Isis
ENFIN une histoire intéressante.
Après des albums qui traînaient en longueur et rallongeaient cette histoire de Mages Rouges… ENFIN quelque chose de potable.
Pour commencer, je citerai un message de l'utilisateur du forume nommé "marque" : "Dorison réussit le pari de rester cohérent avec les albums précédents, en se débarrassant de toutes les scories, voire fardeaux qui encombraient l’intrigue depuis plusieurs épisodes, tout en redonnant une réelle épaisseurs aux personnages, dans une histoire pleine d’action". Ce message résume parfaitement mon point de vue.
Un des détails qui me manquait dans les derniers tomes, c’était des personnages avec du relief. Dorison réussit à s’approprier toute la ribambelle pondue par Sente et à en faire quelque chose de bien. Ici, tous les personnages ont enfin leur petit moment de gloire… même des secondaires tels que Alad ou Bohr ont droit à des lignes de dialogue qui les définissent et dépeignent quelque peu leurs motivations. Magon, enfin, ressemble à quelque chose. Il aime Aniel, il a des sentiments, il existe.
Tous les personnages, ici, ont finit par exister.
On donne enfin une explication concernant le personnage de Salouma, en montrant qu’il y a des raisons derrière son comportement erratique. Après des années à se balader de tome en tome sans rien comprendre à ce qui se passait, Dorison nous offre des explications sur sa personnalité.
Mais il y avait d’autres personnages, trop de personnages, et il fallait faire du nettoyage.
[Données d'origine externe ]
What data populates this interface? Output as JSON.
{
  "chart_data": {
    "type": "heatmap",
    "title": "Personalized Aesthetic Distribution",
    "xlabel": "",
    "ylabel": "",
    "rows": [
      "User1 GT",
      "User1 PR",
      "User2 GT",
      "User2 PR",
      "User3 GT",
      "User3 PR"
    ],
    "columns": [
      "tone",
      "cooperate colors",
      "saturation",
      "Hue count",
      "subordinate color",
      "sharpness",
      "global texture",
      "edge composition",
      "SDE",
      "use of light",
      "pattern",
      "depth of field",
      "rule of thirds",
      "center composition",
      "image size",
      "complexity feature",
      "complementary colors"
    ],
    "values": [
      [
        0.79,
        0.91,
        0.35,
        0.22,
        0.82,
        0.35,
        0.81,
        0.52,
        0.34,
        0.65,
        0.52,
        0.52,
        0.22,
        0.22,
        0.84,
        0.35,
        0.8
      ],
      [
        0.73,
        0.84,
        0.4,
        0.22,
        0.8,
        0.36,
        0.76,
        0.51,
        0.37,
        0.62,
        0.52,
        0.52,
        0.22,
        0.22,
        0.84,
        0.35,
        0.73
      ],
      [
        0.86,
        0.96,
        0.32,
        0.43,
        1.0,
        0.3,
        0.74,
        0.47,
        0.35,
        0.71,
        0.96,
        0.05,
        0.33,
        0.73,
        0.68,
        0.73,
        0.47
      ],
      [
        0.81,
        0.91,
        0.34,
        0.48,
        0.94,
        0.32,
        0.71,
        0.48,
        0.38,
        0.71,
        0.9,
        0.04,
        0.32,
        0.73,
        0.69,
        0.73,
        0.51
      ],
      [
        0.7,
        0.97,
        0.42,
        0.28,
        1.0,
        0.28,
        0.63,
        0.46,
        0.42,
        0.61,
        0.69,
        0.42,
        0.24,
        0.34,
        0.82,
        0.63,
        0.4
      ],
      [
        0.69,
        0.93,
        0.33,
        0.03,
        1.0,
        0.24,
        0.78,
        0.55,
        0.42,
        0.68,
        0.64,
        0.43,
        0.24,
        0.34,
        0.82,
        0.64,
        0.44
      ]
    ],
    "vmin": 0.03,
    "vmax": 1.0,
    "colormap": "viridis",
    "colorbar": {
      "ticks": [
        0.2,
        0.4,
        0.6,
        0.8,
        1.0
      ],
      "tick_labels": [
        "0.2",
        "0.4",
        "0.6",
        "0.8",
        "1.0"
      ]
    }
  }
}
Et même là, Dorison réussit à que ce nettoyage ait du sens et aille plus loin que celui du simple peloton d’exécution. Le calife, sa femme et le Wazir sont exécutés dans une scène terrible, mais émotionnelle, qui nous rappelle qu’il s’agit là d’êtres humains. Et de plus, la scène permet de nous dépeindre ce qu’est devenu Aniel.
Et Thorgal, bon sang, Thorgal qui revient enfin ! Pour mieux en parler, je citerai l'utilisatrice du forum nommée "Elleana" : "Je trouve que Dorison a bien mieux compris la saga Thorgal que son prédécesseur Sente, qui, à mon sens, a terriblement gâché la série. Dorison reprend les thèmes forts que j’apprécie : un Thorgal au cœur de l’action, dépassé par les évènements extérieurs mais s’efforçant courageusement de respecter ses principes, une aventure familiale avec une relation père-fils compliquée mais pleine d’amour, un rythme rapide avec des dialogues réduits au strict nécessaire. J’aime le fait que Thorgal ne soit pas une marionnette sans personnalité comme dans le précédent album, mais qu’il réfléchisse, cherche des solutions, essaie de comprendre les motivations de son fils, fasse des propositions pleine de bon sens."
Ainsi Thorgal, que l’on avait perdu, revit enfin après une léthargie trop longue. Il revient à ses fondamentaux, la famille. Et sa relation avec Aniel, au centre de cet album, est très intéressante.
J’ai d’ailleurs bien aimé le parallèle avec « L’île des enfants perdus ». Je trouve que c’est une excellente idée de lier ainsi les 2 cycles. Au lieu de les lier par le scénario (ce qui peut perdre les lecteurs qui ne lisent qu’un seul cycle), on les lie par leurs motifs, leur enjeux, leur symbolique. Les parents d’Aniel sont confrontés à leur façon de concevoir la paternité. Chacun des deux est face a un enfant qui éveille en eux des émotions.
Le parallèle entre Magon et Osian me semble aussi bien particulier. Ils éprouvent de l’amour pour l’enfant qui est à leur charge. Et ils se sacrifient tout les deux pour cet enfant. Mais alors qu’Osian se sacrifie uniquement pour sauver Erwin, Magon le fait pour transformer Aniel en machine à tuer. Et ironiquement, Osian n’aura pas réussi à sauver Erwin, alors que Aniel, lui, a survécu.
En définitive, ce n'est pas le meilleur album de la série Thorgal, non. Mais le scénario de cet album est un travail d'orfèvre : Dorison reprend une trame scénaristique dont il n'a pas écrit le début et s'efforce de travailler avec tous les éléments qu'il a entre les mains pour proposer un scénario cohérent et des personnages forts. Et pour ce tour de force, je lui met la note maximale. Non, ce n'est pas le meilleur Thorgal, mais il mérite une reconnaissance.